Widok z hotelu Gran Melia Cancun
  • Hotele, w przeciwieństwie do tych w Egipcie, reprezentują wysoki standard, a ilość gwiazdek jest zdecydowanie adekwatna do standardu danego hotelu, nie musicie się więc obawiać, że hotel pięciogwiadkowy, będzie wyglądał jak polski 3-gwiadkowy, co w Egipcie jest niestety standardem.
  • W wielu przewodnikach możemy przeczytać, jak świetnie wszyscy w Cancun mówią po angielsku – bzdura, często bez znajomości hiszpańskiego zostaje nam migowy lub pismo rysunkowe.
  • Kapelusze, okulary przeciwsłoneczne, repelenty i olejek do opalania to rzeczy, które będą Wam tutaj niezbędne. Warto nie zapomnieć ich spakować w domu, bo na miejscu kosztują sporo (np. zwykły olejek opalania 25 dolarów amerykańskich…).
  • …i znowu porównanie z krajami arabskimi – natarczywość meksykańskich handlarzy jest dziesięciokrotnie mniejsza niż tych z pochodzących w Egiptu czy Tunezji, więc w Meksyku nie musicie wkładać tyle energii, by przebrnąć przez lokalny bazar.
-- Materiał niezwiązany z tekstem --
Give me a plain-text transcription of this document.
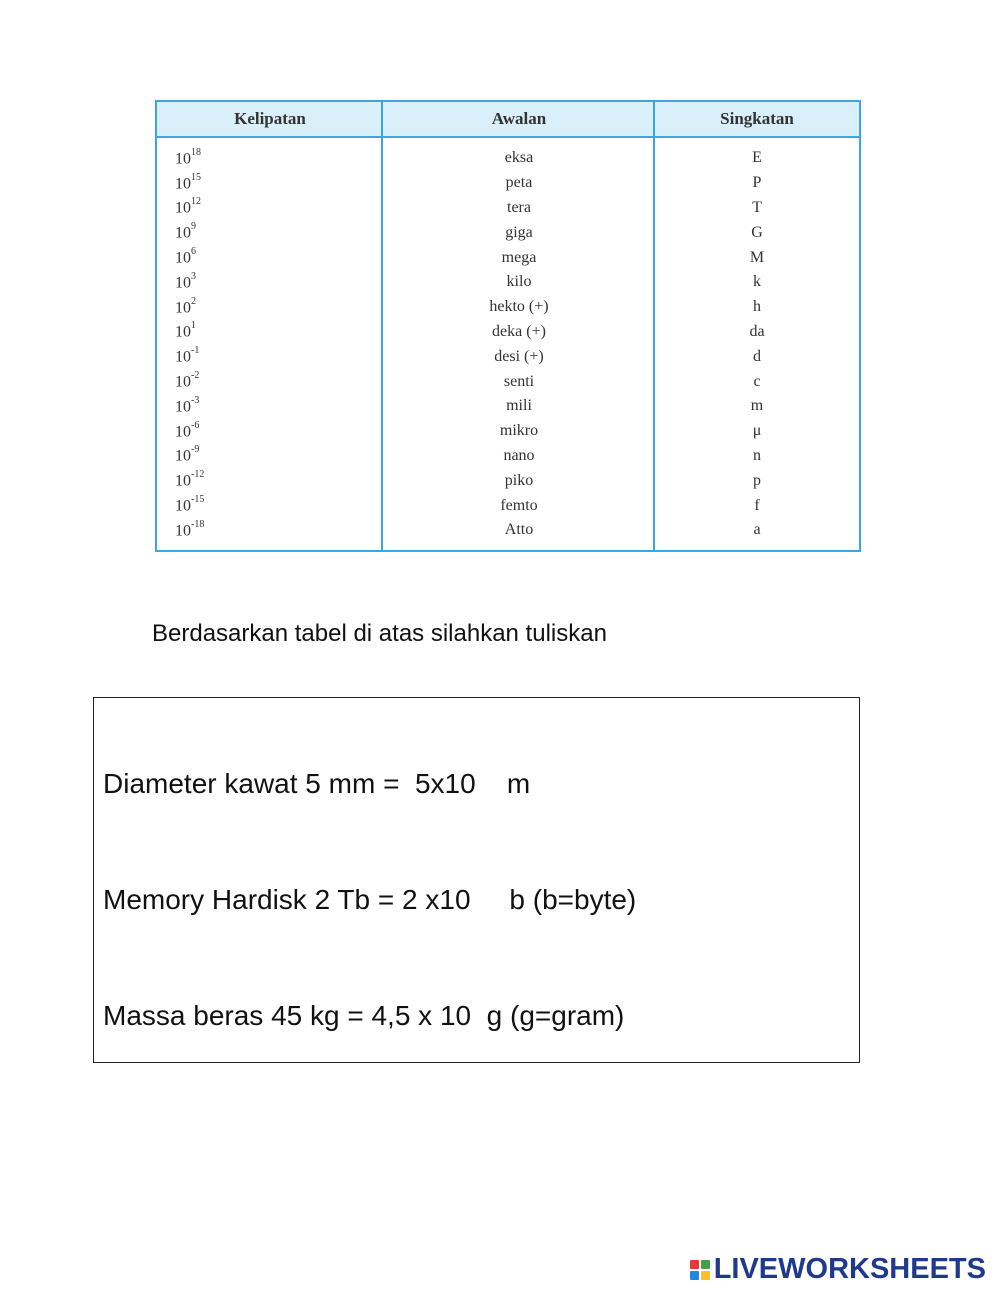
Kelipatan	Awalan	Singkatan
$10^{18}$	eksa	E
$10^{15}$	peta	P
$10^{12}$	tera	T
$10^9$	giga	G
$10^6$	mega	M
$10^3$	kilo	k
$10^2$	hekto (+)	h
$10^1$	deka (+)	da
$10^{-1}$	desi (+)	d
$10^{-2}$	senti	c
$10^{-3}$	mili	m
$10^{-6}$	mikro	μ
$10^{-9}$	nano	n
$10^{-12}$	piko	p
$10^{-15}$	femto	f
$10^{-18}$	Atto	a
Berdasarkan tabel di atas silahkan tuliskan
Diameter kawat 5 mm =  5x10    m
Memory Hardisk 2 Tb = 2 x10     b (b=byte)
Massa beras 45 kg = 4,5 x 10  g (g=gram)
LIVEWORKSHEETS
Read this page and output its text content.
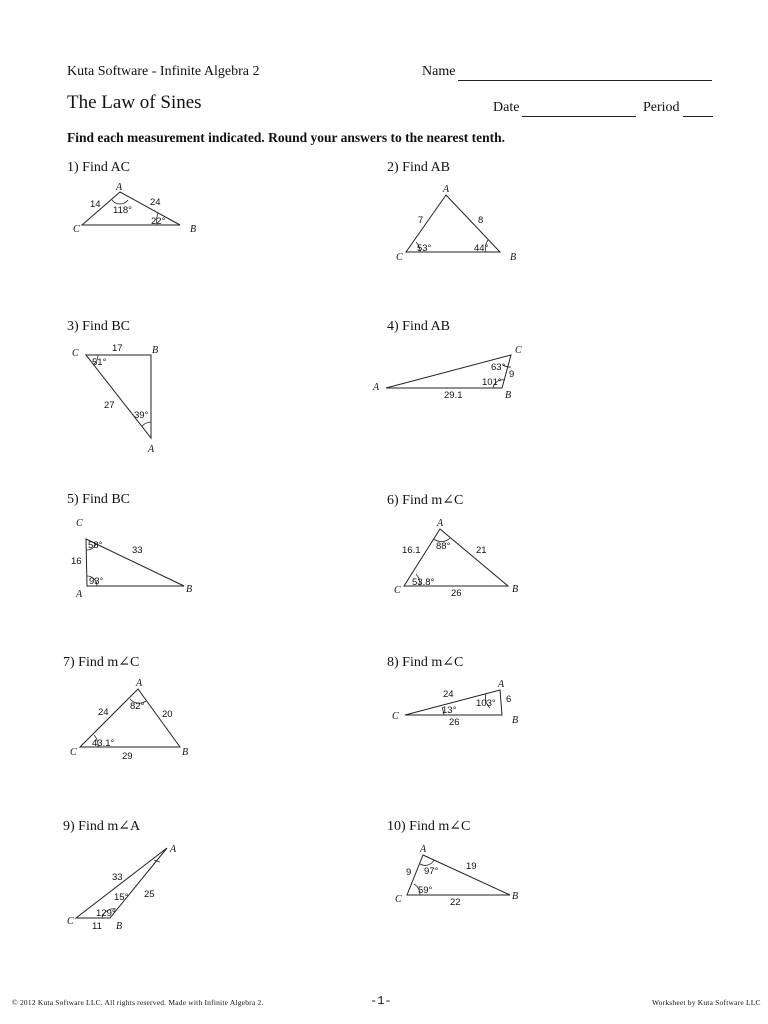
Kuta Software - Infinite Algebra 2	Name
The Law of Sines	Date	Period
Find each measurement indicated. Round your answers to the nearest tenth.
1) Find AC
A
B
C
14	24
118°
22°
2) Find AB
A
B
C
7	8
53°	44°
3) Find BC
C	B
A
17
27
51°
39°
4) Find AB
C
B
A
9
29.1
63°
101°
5) Find BC
C
B
A
16
33
58°
93°
6) Find m∠C
A
B
C
16.1	21
26
88°
53.8°
7) Find m∠C
A
B
C
24	20
29
82°
43.1°
8) Find m∠C
A
B
C
24	6
26
103°
13°
9) Find m∠A
A
B
C
33
25
11
15°
129°
10) Find m∠C
A
B
C
9
19
22
97°
59°
© 2012 Kuta Software LLC. All rights reserved. Made with Infinite Algebra 2.	-1-	Worksheet by Kuta Software LLC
  • Operatorzy oferujący jednodniowe wycieczki, to głównie firmy amerykańskie, więc standard ich usług jest zazwyczaj zadawalający, pamiętajcie jednak, by nie dać się skusić na ofertę tańszej wycieczki, podczas której za posiłki i tak trzeba będzie płacić osobno. Ważne jest też, czym będziecie podróżować. Rozpadający się i niewygodny bus bez klimatyzacji, to męka, szczególnie, że trzeba wziąć pod uwagę ogromne dystanse, jakie będziecie pokonywać. Warto też zaznaczyć, że na półwyspie Jukatan panują niebywałe upały, które w połączeniu z bardzo wilgotnym powietrzem sprawiają, że bez przerwy ma się wrażenie przebywania w saunie.
  • Podstawowa zasada związana z transportem w Meksyku, brzmi: nigdy nie bierz taksówki z ulicy! Niestety zdarzały się historie porwania turystów w celu wyłudzenia pieniędzy, kończące się również zabójstwem. Zawsze starajcie się zamówić taxi w hotelowej recepcji, a na lotnisku w Mexico City znajdują się specjalne punkty kilku korporacji taksówkarskich (wyglądające jak wypożyczalnie samochodowe), w których można zakupić specjalny voucher na przejazd do hotelu znajdującego się w centrum miasta (koszt to ok. 180 - 200 pesos). Zaraz po wyjściu z hali lotniska, widać ponumerowane „postoje” taxi. Podchodzimy do odpowiedniej taksówki, wręczamy kierowcy voucher i bez stresu jedziemy do hotelu. Dodam, że okolica, w której znajduje się lotnisko jest wyjątkowo niebezpieczna.